Portret użytkownika &

Cholera wie jak to się stało.

Cholera wie jak to się stało. Pewnie chodziło o to, że jak ludzie dojdą do takiego poziomu (opanowanie promieniotwórczości itd), że urodzi się tak chore dziecko, to znaczy, że koniec się zbliża. Ponadto dziecko powinno mieć ulżenie w cierpieniu. Poddawanie go tej operacji jest skazywaniem go na bóle.

Myślisz tak samo jak tamci oszołomy.
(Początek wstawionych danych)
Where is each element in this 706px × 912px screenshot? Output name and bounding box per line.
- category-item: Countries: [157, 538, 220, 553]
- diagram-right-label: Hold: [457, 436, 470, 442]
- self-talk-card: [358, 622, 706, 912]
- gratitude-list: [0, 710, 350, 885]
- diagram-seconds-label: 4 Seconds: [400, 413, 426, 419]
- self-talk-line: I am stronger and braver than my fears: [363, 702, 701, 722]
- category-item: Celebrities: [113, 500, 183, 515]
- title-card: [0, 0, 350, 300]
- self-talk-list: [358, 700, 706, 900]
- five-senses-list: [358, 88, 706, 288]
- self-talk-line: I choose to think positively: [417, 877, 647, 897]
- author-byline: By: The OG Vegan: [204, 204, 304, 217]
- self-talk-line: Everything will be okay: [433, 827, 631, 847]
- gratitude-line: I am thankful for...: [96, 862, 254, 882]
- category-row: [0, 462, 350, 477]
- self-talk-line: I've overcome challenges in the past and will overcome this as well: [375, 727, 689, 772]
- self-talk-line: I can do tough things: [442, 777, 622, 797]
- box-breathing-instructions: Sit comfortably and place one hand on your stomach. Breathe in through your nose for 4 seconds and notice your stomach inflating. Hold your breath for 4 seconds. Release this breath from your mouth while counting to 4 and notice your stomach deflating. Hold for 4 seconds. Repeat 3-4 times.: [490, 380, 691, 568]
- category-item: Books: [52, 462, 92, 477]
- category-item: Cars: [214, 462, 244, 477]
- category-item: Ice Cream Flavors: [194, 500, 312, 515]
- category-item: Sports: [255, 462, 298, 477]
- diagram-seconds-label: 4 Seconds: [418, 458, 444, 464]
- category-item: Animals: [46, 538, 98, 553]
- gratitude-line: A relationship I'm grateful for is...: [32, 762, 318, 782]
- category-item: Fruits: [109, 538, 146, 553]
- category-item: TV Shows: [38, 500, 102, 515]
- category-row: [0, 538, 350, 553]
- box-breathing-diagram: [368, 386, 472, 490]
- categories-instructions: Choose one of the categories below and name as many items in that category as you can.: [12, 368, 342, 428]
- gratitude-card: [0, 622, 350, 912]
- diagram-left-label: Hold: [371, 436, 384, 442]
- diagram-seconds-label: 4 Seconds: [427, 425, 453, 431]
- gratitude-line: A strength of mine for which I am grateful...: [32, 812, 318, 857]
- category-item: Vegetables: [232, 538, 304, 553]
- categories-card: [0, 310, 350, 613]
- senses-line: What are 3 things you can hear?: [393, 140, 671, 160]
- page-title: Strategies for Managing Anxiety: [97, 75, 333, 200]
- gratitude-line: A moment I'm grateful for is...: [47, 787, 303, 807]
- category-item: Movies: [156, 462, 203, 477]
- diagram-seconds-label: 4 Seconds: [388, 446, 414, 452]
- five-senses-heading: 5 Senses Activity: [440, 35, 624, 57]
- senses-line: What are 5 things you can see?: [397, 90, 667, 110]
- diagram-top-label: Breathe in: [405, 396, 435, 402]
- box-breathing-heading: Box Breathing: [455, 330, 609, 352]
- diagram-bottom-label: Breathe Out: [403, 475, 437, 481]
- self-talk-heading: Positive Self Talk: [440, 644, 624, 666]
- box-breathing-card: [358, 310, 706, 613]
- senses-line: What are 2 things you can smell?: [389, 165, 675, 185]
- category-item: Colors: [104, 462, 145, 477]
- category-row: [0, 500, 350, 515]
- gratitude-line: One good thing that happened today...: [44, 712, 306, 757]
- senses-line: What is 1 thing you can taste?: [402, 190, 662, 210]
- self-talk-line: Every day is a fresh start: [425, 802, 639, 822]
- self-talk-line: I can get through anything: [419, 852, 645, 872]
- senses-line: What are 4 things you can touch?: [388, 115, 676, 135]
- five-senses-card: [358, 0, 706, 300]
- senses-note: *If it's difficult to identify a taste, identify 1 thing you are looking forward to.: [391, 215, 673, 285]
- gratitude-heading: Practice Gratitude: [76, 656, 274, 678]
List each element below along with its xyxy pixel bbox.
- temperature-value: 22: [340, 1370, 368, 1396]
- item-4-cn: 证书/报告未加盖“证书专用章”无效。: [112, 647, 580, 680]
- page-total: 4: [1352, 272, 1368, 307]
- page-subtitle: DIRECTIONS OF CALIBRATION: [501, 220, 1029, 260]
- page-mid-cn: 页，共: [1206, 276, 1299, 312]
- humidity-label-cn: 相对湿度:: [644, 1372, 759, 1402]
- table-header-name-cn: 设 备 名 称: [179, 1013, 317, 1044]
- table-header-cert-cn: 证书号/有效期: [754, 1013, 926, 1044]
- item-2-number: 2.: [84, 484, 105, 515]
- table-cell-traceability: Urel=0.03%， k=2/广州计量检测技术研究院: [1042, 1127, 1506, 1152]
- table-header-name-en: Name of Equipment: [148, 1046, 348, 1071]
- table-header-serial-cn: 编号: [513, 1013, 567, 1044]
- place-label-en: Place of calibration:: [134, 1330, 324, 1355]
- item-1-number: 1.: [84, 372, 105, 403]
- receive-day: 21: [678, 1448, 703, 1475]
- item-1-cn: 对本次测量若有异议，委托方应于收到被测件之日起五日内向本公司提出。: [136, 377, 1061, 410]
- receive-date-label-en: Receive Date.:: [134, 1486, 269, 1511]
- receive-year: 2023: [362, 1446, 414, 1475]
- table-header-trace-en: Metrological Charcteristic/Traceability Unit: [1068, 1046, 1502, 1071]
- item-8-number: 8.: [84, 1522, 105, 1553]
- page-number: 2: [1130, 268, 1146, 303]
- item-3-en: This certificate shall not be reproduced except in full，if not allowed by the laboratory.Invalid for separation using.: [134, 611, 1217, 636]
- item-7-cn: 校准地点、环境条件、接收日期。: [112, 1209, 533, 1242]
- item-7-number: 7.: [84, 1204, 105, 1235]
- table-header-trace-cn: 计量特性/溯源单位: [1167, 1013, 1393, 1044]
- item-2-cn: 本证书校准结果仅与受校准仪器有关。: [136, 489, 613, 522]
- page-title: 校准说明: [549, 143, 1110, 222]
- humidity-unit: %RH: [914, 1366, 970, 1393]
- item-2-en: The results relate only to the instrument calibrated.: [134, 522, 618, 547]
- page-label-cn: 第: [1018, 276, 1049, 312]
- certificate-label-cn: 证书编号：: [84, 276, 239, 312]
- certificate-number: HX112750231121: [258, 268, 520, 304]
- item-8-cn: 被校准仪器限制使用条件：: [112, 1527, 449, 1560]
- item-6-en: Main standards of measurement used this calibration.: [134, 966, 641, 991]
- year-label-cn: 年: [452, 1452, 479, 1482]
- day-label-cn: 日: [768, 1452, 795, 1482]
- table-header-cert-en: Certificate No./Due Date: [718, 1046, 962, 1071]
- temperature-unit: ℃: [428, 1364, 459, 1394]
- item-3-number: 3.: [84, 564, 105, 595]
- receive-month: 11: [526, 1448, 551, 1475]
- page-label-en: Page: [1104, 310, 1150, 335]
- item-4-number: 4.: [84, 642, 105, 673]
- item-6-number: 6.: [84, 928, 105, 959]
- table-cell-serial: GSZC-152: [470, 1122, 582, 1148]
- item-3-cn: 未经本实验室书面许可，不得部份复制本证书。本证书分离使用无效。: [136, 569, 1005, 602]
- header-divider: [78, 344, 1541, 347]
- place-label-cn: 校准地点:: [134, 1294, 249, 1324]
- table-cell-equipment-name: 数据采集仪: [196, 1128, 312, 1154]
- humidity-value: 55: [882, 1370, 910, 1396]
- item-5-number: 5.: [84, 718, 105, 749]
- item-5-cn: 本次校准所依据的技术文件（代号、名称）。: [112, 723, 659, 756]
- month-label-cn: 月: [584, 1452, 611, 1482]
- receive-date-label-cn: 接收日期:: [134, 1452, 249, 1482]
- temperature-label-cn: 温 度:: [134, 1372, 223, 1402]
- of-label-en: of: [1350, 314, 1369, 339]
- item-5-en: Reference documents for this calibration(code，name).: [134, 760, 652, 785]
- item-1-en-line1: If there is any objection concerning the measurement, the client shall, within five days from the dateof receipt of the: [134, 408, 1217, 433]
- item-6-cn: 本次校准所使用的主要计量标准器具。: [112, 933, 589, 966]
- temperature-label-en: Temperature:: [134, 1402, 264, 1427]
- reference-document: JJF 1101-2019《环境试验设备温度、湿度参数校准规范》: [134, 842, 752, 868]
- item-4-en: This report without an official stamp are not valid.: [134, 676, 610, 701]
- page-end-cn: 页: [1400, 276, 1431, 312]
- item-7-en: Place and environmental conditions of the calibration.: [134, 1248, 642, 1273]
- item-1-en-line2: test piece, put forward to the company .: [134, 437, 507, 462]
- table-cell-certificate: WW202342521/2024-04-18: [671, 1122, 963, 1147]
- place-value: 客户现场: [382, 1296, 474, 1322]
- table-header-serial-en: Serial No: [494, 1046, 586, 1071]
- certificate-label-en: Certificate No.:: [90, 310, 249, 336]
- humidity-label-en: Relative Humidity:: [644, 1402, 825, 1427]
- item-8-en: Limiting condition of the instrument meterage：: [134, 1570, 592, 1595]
Byle tylko żył, dla samej ideii życia i biegania z chlebem.

Mówisz, że kosmici są ich religią. Twoją religią jest przymus życia za wszelką cenę, nawet po takich przejściach.

Portret użytkownika Racjonalista

Nie jestem zwolennikiem życia

Nie jestem zwolennikiem życia "dla samej idei życia", jak to ująłeś. Popieram prawo do aborcji i eutanazji, jestem przeciwnikiem uciążliwych terapii, potrafię - jeżeli sytuacja jest beznajdziejna - życzyć cierpiącemu i nieuleczalnie choremu szybkiej śmierci, właśnie po to, żeby się nie męczył, ale skoro istnieje możliwość zoperowania i przywrócenia chociażby częściowej sprawności, to czemu z niej nie skorzystać? To nie łuska arlekinowa, akrania, mikrocefalia czy inny wyrok śmierci, tylko trochę nadprogramowej tkanki. Mówisz, że okrucieństwem byłoby pozwolić żyć dziecku po takich przejściach. Ono ma sześć tygodni, nie jest świadome w pełnym znaczeniu tego słowa, nawet jeżeli leczenie i rehabilitacja będą się wiązały z dyskomfortem czy nawet bólem, nie będzie tego pamiętało - amnezja dziecięca.